Read more about diagnostics functions in chapter “Variables”.
Guidelines for creating fragment of the middle part of pipe
When you need to create some specific pipe geometry like corrugated pipe you may use special mechanism for defining pipe “middle” using fragment.
In the fragment file you must create variables described in the beginning of this section: Diameter, Thickness, InnerDiameter.
To create a 3D model of the middle of the pipe, you can use any convenient operation, such as sweeping along a path. It is important that the body is based on a 3D path.
After creating 3D model, you must set parameters in Adaptive Fragment command. This will create a pipeline using any selected route.

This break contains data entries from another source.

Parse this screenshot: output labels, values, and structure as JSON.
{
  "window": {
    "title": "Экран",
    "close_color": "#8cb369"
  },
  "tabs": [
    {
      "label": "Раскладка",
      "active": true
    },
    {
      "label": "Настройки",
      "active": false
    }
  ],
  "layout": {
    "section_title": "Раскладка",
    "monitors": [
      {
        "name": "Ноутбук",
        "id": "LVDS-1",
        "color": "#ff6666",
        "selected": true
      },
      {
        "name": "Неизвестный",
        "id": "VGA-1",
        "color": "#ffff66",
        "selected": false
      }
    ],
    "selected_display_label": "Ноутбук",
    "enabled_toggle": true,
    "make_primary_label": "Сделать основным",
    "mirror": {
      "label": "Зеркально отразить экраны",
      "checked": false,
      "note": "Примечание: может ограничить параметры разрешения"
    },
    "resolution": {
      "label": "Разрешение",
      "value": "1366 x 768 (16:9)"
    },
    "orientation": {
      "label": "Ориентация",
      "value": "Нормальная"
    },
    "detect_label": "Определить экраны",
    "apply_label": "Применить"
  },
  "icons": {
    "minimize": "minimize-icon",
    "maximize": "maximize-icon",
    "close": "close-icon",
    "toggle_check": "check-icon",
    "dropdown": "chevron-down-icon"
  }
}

Read more about how to create adaptive fragments in chapter "Adaptive 3D Fragments."
Name. Parameter specifies the name of operation, which will be assigned to the pipe using this fragment.
Geometrical parameters:
- Path (3D path or route). Element that defines the path of the pipeline.
- 3D pipe start node
- 3D pipe end node
It is important to comply with sequence of geometrical parameters in the list. The first must be path, and then the start and end points.
Creation of icons and dialog of external variables for the fragment is not a mandatory action.
Name that appears in the list of endings and connections in the command of pipeline creation can be set in command File >> Properties >> Summary.
After performing all the above steps, you must save the file.